The pack_temp schema contains a library for emulating temporary Oracle-style tables. We are interested in only two functions:
create_permanent_temp_table(table_name [, schema_name]); drop_permanent_temp_table(table_name [, schema_name]);
Creating a permanent temporary table is done in two steps:
- Create a regular PostgreSQL temporary table (the same one that is deleted at the end of the transaction).
- Call the create_permanent_temp_table function to turn this temporary table into a permanent one:
create temporary table if not exists another_temp_table ( first_name varchar, last_name varchar, date timestamp(0) with time zone, primary key(first_name, last_name) ) on commit drop;
This creates a view that behaves exactly like a global Oracle temporary table. You can delete it using the drop_permanent_temp_table function.
Several active DataReaders on the same database connection
This is PostgreSQL’s most annoying limitation: every database connection can have only one open DataReader at a time.
A new request cannot be executed until the previous one is executed and processed.
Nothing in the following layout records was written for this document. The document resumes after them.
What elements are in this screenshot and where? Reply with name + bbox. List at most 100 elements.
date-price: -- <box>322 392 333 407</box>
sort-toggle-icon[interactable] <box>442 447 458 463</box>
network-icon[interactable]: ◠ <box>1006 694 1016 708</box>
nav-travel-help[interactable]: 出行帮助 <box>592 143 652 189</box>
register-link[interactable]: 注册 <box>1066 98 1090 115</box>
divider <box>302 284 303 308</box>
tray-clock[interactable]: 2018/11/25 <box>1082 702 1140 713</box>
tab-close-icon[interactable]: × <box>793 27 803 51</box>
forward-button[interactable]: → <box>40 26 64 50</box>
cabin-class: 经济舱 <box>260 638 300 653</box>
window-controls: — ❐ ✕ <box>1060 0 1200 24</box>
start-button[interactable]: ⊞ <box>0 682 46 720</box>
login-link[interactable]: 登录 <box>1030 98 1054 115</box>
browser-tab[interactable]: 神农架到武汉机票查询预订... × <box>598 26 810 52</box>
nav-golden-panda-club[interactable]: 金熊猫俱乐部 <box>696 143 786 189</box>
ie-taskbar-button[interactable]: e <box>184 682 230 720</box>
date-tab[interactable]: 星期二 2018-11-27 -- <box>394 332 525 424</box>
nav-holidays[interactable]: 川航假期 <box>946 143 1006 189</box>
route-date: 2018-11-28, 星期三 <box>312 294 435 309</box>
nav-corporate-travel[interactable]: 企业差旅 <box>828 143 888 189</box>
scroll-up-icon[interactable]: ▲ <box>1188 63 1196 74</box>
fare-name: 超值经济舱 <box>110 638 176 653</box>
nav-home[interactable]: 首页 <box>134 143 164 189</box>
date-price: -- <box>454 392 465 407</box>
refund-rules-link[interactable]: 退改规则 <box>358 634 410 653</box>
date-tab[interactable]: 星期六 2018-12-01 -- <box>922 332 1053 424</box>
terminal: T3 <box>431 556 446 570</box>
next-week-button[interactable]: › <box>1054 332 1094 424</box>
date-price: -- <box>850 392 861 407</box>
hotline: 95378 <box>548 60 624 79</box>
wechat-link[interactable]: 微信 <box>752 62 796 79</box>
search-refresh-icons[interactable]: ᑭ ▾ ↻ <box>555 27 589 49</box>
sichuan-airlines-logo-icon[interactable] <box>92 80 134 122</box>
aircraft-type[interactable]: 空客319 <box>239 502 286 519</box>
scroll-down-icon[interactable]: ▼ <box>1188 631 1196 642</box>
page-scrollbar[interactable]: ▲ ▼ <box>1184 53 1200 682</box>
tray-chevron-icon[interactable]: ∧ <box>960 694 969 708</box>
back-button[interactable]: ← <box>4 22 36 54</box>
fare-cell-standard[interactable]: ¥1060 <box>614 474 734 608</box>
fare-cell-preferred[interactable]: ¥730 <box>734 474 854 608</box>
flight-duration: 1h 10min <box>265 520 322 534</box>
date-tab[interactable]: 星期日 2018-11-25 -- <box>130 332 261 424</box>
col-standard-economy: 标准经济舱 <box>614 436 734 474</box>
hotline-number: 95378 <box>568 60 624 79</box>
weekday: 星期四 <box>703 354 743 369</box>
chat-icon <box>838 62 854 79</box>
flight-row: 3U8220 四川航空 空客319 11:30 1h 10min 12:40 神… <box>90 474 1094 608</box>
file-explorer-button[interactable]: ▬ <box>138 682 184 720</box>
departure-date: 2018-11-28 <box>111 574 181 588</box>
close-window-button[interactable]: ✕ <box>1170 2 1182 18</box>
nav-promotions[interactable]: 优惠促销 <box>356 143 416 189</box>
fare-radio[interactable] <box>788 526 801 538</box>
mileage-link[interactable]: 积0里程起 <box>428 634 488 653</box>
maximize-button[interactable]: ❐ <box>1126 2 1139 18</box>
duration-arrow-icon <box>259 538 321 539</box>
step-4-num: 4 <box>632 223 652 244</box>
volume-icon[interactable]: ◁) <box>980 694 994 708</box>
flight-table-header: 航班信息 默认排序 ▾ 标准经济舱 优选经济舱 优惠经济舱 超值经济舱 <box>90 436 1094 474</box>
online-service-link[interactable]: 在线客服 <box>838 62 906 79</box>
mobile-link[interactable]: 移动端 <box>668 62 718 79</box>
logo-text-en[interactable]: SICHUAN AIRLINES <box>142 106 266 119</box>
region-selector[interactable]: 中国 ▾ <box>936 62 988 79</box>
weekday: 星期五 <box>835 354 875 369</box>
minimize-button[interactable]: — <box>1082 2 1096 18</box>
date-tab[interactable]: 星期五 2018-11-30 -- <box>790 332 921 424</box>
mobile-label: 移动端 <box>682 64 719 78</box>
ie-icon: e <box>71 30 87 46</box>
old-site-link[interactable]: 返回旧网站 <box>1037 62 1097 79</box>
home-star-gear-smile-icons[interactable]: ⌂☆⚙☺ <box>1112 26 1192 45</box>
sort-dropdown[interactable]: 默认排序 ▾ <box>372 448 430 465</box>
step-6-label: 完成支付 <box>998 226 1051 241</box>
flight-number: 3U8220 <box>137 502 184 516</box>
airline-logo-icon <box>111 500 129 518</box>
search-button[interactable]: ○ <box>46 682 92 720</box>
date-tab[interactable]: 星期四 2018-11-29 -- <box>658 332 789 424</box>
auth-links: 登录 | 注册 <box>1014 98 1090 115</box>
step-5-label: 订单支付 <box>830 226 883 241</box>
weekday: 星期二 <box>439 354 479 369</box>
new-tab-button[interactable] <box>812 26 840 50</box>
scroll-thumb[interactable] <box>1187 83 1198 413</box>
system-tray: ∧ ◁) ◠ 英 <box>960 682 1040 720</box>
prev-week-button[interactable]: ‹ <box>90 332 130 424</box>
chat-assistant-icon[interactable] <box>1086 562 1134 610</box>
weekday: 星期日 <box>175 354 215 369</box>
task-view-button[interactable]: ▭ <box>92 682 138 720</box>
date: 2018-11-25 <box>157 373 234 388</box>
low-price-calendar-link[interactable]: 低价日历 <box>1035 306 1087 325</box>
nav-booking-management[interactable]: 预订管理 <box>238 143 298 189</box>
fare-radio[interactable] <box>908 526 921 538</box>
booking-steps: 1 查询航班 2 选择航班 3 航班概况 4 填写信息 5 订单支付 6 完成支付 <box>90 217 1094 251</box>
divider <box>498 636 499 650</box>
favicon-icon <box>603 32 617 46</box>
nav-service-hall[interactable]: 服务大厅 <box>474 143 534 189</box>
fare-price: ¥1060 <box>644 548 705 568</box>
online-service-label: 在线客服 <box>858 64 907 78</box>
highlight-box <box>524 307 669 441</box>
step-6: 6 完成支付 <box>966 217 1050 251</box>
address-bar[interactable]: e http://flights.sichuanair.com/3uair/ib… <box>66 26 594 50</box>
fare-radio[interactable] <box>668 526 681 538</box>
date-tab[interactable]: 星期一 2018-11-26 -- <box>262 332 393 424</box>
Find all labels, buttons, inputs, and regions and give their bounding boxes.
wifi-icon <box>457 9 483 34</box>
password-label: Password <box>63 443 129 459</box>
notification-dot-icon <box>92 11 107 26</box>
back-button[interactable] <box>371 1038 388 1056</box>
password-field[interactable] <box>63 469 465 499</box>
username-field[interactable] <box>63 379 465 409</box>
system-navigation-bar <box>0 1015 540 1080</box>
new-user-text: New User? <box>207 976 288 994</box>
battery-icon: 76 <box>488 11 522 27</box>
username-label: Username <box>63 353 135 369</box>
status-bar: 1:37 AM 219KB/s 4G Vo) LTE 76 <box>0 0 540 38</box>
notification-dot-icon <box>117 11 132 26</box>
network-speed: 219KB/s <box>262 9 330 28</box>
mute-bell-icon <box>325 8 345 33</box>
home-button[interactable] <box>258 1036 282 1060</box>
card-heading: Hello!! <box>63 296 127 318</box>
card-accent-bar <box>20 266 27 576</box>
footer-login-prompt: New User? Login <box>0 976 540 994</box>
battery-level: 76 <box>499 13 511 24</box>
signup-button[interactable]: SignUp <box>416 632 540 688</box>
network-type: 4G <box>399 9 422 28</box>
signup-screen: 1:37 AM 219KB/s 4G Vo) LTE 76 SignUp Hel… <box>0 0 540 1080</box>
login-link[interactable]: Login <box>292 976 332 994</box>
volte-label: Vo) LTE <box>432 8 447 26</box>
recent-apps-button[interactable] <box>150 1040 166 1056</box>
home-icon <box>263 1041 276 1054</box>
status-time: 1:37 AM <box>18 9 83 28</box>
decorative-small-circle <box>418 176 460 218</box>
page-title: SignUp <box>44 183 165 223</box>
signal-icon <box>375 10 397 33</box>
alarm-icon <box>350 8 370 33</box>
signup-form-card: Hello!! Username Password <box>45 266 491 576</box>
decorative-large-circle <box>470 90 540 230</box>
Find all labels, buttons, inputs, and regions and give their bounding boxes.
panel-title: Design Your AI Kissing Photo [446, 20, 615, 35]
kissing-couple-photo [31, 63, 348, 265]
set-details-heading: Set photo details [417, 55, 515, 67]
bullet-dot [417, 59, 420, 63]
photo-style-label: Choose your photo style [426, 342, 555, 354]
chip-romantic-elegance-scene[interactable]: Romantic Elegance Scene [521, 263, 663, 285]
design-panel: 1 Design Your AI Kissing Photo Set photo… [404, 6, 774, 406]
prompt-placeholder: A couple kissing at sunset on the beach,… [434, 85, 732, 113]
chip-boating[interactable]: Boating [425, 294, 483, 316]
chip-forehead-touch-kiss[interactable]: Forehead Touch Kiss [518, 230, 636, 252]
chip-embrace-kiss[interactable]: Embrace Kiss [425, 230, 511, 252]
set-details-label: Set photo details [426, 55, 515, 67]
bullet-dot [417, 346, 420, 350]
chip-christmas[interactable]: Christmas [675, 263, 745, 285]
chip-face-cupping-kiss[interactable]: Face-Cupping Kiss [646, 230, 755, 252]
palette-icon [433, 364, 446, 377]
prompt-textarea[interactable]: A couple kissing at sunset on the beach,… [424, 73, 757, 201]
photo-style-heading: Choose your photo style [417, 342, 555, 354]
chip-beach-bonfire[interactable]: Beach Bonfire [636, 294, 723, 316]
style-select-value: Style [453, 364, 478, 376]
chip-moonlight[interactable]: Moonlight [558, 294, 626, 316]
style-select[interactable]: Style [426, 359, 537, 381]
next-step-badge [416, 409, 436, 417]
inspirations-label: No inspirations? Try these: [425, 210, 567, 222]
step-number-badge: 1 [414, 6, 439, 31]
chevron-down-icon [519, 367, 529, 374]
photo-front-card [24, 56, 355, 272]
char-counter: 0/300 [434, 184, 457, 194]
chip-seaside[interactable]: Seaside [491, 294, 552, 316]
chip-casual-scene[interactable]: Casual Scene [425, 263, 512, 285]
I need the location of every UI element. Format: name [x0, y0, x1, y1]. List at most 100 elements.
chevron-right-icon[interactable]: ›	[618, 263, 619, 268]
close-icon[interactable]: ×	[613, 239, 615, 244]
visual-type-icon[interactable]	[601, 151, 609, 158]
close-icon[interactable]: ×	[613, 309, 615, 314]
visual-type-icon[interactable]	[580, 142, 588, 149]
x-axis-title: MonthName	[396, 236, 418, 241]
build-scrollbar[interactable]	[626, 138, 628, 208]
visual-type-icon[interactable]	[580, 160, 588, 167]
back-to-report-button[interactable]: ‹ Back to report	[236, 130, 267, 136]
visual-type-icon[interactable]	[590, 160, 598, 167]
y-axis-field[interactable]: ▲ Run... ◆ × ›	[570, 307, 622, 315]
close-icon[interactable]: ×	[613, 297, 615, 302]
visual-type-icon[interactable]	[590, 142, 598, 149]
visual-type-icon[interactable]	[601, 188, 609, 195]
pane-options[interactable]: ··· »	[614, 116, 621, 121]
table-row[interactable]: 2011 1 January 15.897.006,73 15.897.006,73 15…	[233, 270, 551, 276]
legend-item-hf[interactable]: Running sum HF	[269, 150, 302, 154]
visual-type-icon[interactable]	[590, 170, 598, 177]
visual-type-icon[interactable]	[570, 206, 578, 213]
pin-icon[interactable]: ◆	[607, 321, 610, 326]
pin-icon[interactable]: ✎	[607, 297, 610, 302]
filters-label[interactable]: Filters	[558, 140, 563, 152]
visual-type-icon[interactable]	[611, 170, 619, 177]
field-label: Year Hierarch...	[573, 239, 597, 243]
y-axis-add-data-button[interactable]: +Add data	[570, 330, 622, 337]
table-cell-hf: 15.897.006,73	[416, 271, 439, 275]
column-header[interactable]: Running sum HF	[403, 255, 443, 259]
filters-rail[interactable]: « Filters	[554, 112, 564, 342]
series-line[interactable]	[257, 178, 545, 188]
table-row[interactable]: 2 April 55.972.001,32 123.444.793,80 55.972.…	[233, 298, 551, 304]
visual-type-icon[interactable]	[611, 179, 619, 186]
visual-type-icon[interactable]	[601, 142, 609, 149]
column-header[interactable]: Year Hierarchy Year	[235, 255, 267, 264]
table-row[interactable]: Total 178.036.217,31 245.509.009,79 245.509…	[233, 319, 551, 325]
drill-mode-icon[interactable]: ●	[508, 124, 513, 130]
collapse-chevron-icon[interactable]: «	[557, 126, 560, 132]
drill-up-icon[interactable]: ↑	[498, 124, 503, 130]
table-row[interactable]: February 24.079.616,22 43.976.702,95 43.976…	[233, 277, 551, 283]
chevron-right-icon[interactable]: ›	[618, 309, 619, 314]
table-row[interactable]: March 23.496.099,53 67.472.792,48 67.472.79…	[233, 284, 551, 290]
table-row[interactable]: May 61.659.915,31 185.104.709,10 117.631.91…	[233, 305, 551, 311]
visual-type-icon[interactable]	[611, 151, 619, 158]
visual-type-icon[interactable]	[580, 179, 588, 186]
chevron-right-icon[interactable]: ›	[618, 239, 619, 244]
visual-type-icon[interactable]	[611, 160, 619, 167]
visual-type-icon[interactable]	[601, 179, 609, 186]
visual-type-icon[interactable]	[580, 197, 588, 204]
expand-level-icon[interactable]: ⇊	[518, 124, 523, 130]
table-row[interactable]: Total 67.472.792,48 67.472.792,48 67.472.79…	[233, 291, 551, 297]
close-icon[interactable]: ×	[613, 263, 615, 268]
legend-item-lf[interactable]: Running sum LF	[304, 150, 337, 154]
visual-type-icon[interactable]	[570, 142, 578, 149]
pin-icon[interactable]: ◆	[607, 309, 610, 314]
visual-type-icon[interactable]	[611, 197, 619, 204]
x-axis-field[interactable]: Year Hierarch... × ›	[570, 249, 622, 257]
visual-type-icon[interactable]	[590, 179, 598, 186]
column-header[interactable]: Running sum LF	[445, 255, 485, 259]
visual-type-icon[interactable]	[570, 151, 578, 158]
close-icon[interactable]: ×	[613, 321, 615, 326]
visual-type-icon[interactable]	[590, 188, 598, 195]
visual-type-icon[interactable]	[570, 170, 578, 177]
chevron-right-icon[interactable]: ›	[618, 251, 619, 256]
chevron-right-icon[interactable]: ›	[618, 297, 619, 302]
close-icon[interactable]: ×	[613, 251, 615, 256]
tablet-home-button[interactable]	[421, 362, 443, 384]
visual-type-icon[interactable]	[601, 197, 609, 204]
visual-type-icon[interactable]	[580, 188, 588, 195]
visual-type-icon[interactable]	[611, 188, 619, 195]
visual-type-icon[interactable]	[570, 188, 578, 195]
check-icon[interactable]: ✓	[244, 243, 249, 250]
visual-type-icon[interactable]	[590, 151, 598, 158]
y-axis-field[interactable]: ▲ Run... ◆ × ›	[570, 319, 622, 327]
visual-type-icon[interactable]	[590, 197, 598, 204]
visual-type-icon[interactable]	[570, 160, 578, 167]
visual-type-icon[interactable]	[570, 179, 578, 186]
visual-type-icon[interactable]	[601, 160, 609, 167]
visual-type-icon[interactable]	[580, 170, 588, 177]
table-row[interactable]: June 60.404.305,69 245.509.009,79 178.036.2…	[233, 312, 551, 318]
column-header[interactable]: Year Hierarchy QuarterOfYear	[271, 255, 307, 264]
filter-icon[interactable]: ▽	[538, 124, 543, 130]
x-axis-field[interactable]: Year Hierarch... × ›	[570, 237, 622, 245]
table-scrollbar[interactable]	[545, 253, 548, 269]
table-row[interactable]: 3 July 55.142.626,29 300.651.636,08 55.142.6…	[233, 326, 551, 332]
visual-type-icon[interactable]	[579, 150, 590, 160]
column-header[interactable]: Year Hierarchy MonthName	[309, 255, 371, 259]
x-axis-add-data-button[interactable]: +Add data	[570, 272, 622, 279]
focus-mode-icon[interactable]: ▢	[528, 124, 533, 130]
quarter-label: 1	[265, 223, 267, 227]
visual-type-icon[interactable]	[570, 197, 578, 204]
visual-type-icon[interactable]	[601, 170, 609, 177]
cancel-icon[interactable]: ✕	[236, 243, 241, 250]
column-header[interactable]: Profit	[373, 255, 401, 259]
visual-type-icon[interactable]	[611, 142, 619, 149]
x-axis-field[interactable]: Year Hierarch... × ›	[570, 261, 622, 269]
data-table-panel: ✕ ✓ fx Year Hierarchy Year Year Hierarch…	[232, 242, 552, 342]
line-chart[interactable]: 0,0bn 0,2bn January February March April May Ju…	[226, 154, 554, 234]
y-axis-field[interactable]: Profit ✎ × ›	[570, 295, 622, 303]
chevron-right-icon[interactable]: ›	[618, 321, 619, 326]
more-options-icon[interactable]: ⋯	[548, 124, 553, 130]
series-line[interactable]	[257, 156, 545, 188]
The problem regularly pops up in application services, LINQ queries and SQL queries in many different forms. Here are a few typical cases:
- A LINQ query uses a constant (or calls a service). The request opens the first DataReader, and the constant service tries to open the second and receives an error. To get rid of the error, you need to read the constant in a local variable before executing the query (or call the service after reading the results of the query). Example:
// var query = from a in DataContext.GetTable<Agent>() where a.ID = Constants.TestAgentID select a; // var testAgentId = Constants.TestAgentID; var query = from a in DataContext.GetTable<Agent>() where a.ID = testAgentId select a;
- The LINQ query results are processed in a loop, but the loop body executes the second query, be it LINQ or SQL. How to bypass the restriction: materialize the results of the query into a list or an array, and run through the list after the first query has already been completed. Example:
// foreach (var langId in DataContext.GetTable<Language>().Select(x => x.ID)) { using (LanguageService.UseLanguage(langId)) { // do something language-specific } } // foreach (var langId in DataContext.GetTable<Language>().Select(x => x.ID).ToIDList()) { using (LanguageService.UseLanguage(langId)) { // do something language-specific } }
- Call ToArray / ToList / ToIDList within a LINQ query. To fix, you need to split the request into parts:
// var dictionary = DataContext.GetTable<CalendarDayStatus>().Where(d => dates.Contains(d.DT)) .GroupBy(g => g.DT, e => e.StatusID) .ToDictionary(k => k.Key, e => e.ToIDList()); // var dictionary = DataContext.GetTable<CalendarDayStatus>() .Where(d => dates.Contains(d.DT)) .GroupBy(g => g.DT, e => e.StatusID) .ToDictionary(p => p.Key); var dict = dictionary.ToDictionary(p => p.Key, p => p.Value.ToIDList());
Unfortunately, this kind of error is very difficult to detect statically. Therefore, every nontrivial LINQ request needs to be thoroughly tested to make sure that it does not try to open several DataReaders simultaneously.
What's next?
We plan to intensively develop interaction with the PostgreSQL team. Actually, most of these restrictions do not seem insurmountable, we may be able to find resources to make the appropriate changes to the PostgreSQL code.
We have not used some of the features that PostgreSQL already has, such as support for geodata processing, but we hope that we can use them in future versions.
In any case, both versions - light Solid12 and enteprise Ultimate Solid - will be developed in parallel, all the important functionality will be supported in both versions of the platform delivery.